Mondelez International is facing growing international protests over its profitable presence in Russia, almost two years since its invasion of Ukraine. Inspired by the recent Chicago-based action, B4Ukraine Coalition member Vitsche launched their own campaign last Sunday in Berlin.
Milka chocolates are among the most popular treats in Germany, especially during Christmas. Yet many Germans do not know that their beloved treats are a product of an American snacking giant, which still pays the Kremlin tens of millions in taxes.
“A bar of Milka chocolate is not as innocent as one might think,” said Vitsche activists. “Not a single cent should go to the budget of the aggressor state.”
Mondelez claims that the cookies and chocolates it sells in Russia are part of a “normal diet,” implying the essentiality of its products and citing it as a reason to stay. However, such arguments provoke criticism and irony: “Sounds like a cowardly alibi,” Bild commented.
Milka CEO Dirk Van de Put has also cited the company’s support for over 30,000 local farmers in Russia as a reason to remain. However, Reuters reported that Mondelez had increased deliveries of Milka chocolate to Russia from third countries by more than 130% between April 2022 and March of this year. This barely resembles any support for local farmers!
Not buying Mondelez’s arguments, the Ukrainian government’s National Agency on Corruption Prevention (NACP) designated the firm an “international sponsor of war” in May. According to the agency, Mondelez increased its profit in Russia last year, despite its promise to “scale back” its business in the aggressor state.
The designation has led to a powerful wave of Scandinavian B2B boycotts, while the company has once again refused to commit to leaving Russia. Instead, it issued a statement on June 15th announcing an intention to make its business in Russia “stand-alone with a self-sufficient supply chain by the end of this year.”

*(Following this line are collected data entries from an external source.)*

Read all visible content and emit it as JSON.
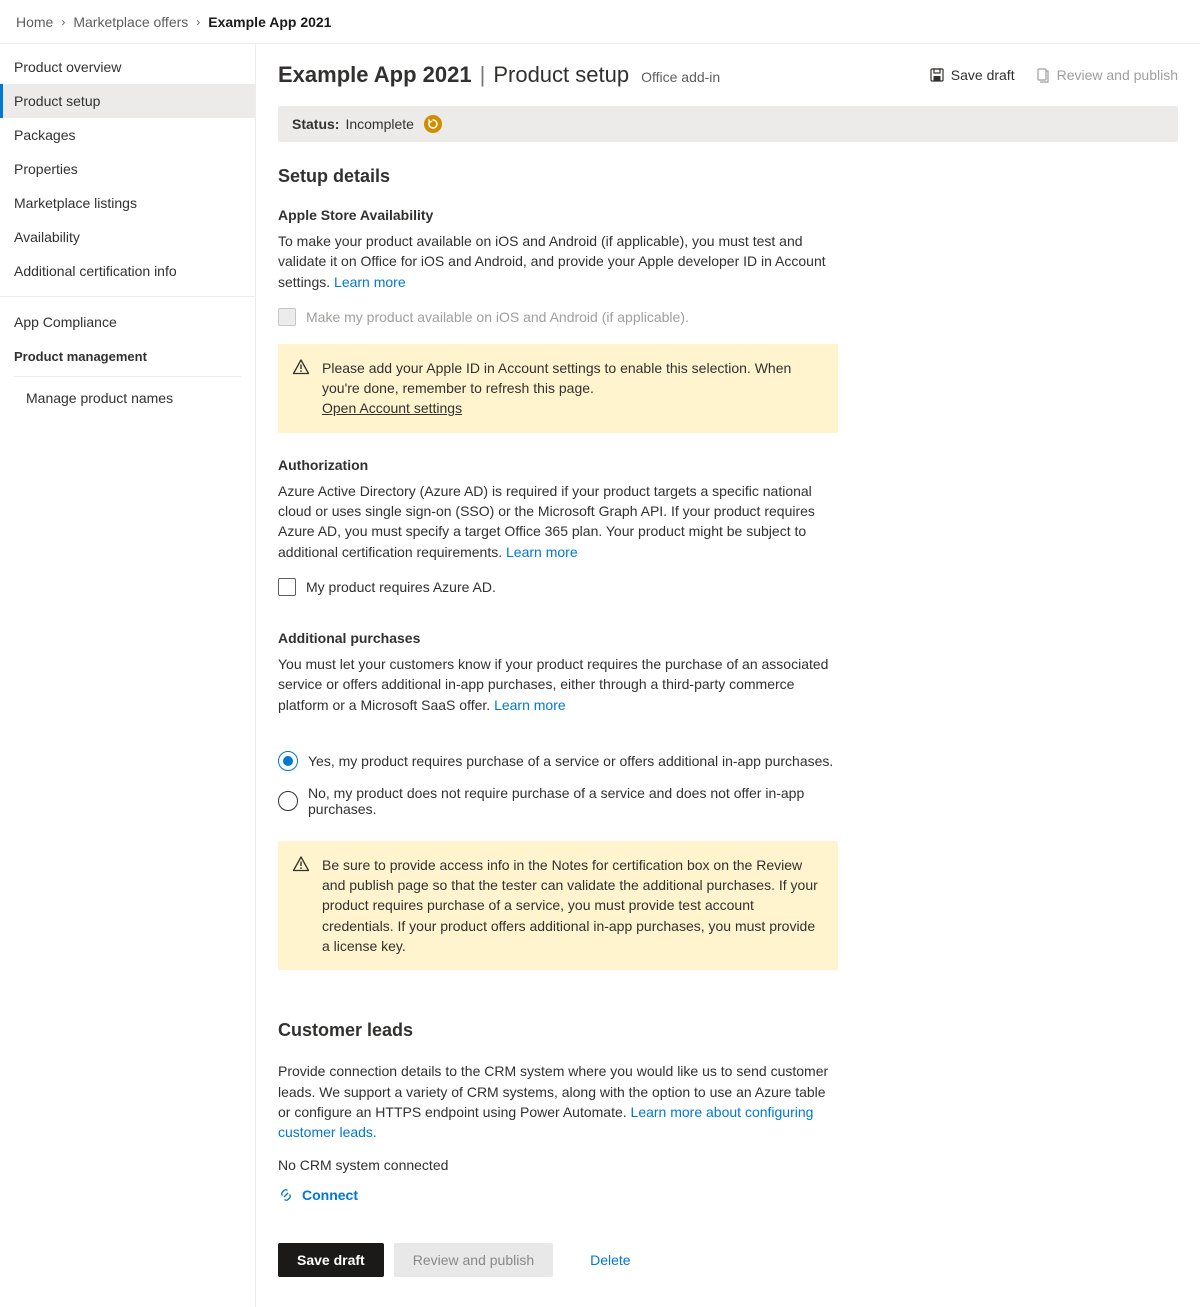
{
  "breadcrumb": {
    "home": "Home",
    "offers": "Marketplace offers",
    "current": "Example App 2021"
  },
  "sidebar": {
    "items": [
      "Product overview",
      "Product setup",
      "Packages",
      "Properties",
      "Marketplace listings",
      "Availability",
      "Additional certification info"
    ],
    "compliance": "App Compliance",
    "pm_heading": "Product management",
    "manage_names": "Manage product names"
  },
  "header": {
    "title": "Example App 2021",
    "subtitle": "Product setup",
    "tag": "Office add-in",
    "save_draft": "Save draft",
    "review_publish": "Review and publish"
  },
  "status": {
    "label": "Status:",
    "value": "Incomplete"
  },
  "setup": {
    "heading": "Setup details",
    "apple": {
      "heading": "Apple Store Availability",
      "body": "To make your product available on iOS and Android (if applicable), you must test and validate it on Office for iOS and Android, and provide your Apple developer ID in Account settings. ",
      "learn": "Learn more",
      "checkbox": "Make my product available on iOS and Android (if applicable).",
      "notice": "Please add your Apple ID in Account settings to enable this selection. When you're done, remember to refresh this page.",
      "notice_link": "Open Account settings"
    },
    "auth": {
      "heading": "Authorization",
      "body": "Azure Active Directory (Azure AD) is required if your product targets a specific national cloud or uses single sign-on (SSO) or the Microsoft Graph API. If your product requires Azure AD, you must specify a target Office 365 plan. Your product might be subject to additional certification requirements. ",
      "learn": "Learn more",
      "checkbox": "My product requires Azure AD."
    },
    "purchases": {
      "heading": "Additional purchases",
      "body": "You must let your customers know if your product requires the purchase of an associated service or offers additional in-app purchases, either through a third-party commerce platform or a Microsoft SaaS offer. ",
      "learn": "Learn more",
      "opt_yes": "Yes, my product requires purchase of a service or offers additional in-app purchases.",
      "opt_no": "No, my product does not require purchase of a service and does not offer in-app purchases.",
      "notice": "Be sure to provide access info in the Notes for certification box on the Review and publish page so that the tester can validate the additional purchases. If your product requires purchase of a service, you must provide test account credentials.  If your product offers additional in-app purchases, you must provide a license key."
    }
  },
  "leads": {
    "heading": "Customer leads",
    "body": "Provide connection details to the CRM system where you would like us to send customer leads. We support a variety of CRM systems, along with the option to use an Azure table or configure an HTTPS endpoint using Power Automate. ",
    "learn": "Learn more about configuring customer leads.",
    "status": "No CRM system connected",
    "connect": "Connect"
  },
  "footer": {
    "save": "Save draft",
    "review": "Review and publish",
    "delete": "Delete"
  }
}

According to B4Ukraine’s internal sources, the company’s leadership has been reluctant to discuss the future of its Russian business openly with its employees, keeping it a top secret. B4Ukraine has addressed members of the board of directors, namely Mr. Lewis Booth, Ms. Jane Nielsen, Ms. Anindita Mukherjee, and Mr Michael Todman, but has never received any responses — similar to the letter sent to Mondelez’s CEO Van de Put.
According to the Kyiv School of Economics, Mondelez made more than $1.46 billion in sales in Russia last year and paid around $62 million in profit taxes to the state ruled by wanted war criminals. Kyiv warned that Russia was investing this money, among other things, in missiles that kill Ukrainian children.
B4Ukraine is closely watching Mondelez International’s actions and whether the company honors its commitment to make its Russian business “stand-alone.” What remains unknown are the critical details of such an arrangement.